Face à ces réalités, la rhétorique de l’AKP exigeant que « toutes les armes soient déposées » n’est que démagogie et fanfaronnade creuse. Vous n’avez même pas adopté une seule loi autorisant le désarmement, et pourtant vous exigez la remise de toutes les armes. Aucun cadre juridique ne précise le sort de ceux qui désarment, et pourtant vous continuez à parler de désarmement. Si les guérilleros déposent les armes, que ferez-vous d’eux ? Les traquerez-vous et les détruirez-vous ? En remplirez-vous les camps d’internement ? Les arrêterez-vous et les poursuivrez-vous en raison de vos alliances avec les gouvernements irakien et le Parti démocratique du Kurdistan (PDK) ? Cessez de cacher vos intentions et soyez honnêtes avec le public. Exposez clairement votre plan, afin que la population puisse le juger et, si vous avez vraiment raison, elle vous soutiendra. Mais parce que vous savez que vous n’avez pas raison, vous recourez à la ruse et à la tromperie.

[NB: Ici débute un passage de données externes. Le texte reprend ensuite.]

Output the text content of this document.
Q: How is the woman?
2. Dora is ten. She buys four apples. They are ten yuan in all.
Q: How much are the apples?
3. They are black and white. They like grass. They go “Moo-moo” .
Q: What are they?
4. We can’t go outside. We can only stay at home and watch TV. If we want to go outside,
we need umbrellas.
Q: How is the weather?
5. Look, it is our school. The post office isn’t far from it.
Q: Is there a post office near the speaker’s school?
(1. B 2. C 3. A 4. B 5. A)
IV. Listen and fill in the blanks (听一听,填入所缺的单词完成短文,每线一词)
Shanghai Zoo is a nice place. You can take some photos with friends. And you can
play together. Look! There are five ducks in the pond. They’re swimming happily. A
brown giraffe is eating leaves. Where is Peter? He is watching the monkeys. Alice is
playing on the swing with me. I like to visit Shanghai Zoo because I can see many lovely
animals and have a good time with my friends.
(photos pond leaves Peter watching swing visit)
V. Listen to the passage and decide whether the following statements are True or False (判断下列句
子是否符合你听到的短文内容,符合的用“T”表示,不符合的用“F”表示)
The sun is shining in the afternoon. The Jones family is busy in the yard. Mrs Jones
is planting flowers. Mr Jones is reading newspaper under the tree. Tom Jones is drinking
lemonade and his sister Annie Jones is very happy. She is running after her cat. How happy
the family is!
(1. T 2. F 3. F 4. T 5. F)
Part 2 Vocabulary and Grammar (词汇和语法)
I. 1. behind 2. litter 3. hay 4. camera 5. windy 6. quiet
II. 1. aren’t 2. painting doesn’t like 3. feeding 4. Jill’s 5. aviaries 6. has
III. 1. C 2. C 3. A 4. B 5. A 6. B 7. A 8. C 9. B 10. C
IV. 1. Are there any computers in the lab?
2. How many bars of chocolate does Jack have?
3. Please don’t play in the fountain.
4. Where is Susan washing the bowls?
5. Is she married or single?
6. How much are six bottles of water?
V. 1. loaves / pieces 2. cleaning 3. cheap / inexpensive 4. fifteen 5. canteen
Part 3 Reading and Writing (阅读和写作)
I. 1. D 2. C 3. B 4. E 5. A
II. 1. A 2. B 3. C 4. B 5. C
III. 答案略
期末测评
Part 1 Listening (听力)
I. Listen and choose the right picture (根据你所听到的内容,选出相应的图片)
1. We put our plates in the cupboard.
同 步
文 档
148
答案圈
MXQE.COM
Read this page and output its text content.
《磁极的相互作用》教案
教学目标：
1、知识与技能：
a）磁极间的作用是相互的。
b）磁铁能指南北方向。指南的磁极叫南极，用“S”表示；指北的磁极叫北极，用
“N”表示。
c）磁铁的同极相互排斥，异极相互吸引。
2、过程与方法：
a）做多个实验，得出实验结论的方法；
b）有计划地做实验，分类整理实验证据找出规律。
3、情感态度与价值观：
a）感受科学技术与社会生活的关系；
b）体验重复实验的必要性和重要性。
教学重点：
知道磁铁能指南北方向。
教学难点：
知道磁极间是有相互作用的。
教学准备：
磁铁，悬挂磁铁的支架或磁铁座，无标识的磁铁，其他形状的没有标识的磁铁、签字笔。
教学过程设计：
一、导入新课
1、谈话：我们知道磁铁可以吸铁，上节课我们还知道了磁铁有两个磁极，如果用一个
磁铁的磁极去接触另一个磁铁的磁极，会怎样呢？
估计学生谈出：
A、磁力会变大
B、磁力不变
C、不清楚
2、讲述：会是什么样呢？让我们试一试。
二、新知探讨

Il nous semble évident qu’une fois ce désarmement planifié par un groupe de guérilleros réalisé, la partie kurde n’aura plus rien à faire. Ce ne sont pas des agneaux sacrificiels ; ils ne s’offriront pas à la guillotine de l’AKP. Par conséquent, après cet acte de désarmement, qui a déjà fait progresser le processus de paix et de société démocratique, il appartient désormais entièrement à l’AKP et à l’État de prendre les mesures suivantes. Pour que le processus progresse et aboutisse à une résolution, l’AKP et l’État doivent prendre des mesures concrètes et successives.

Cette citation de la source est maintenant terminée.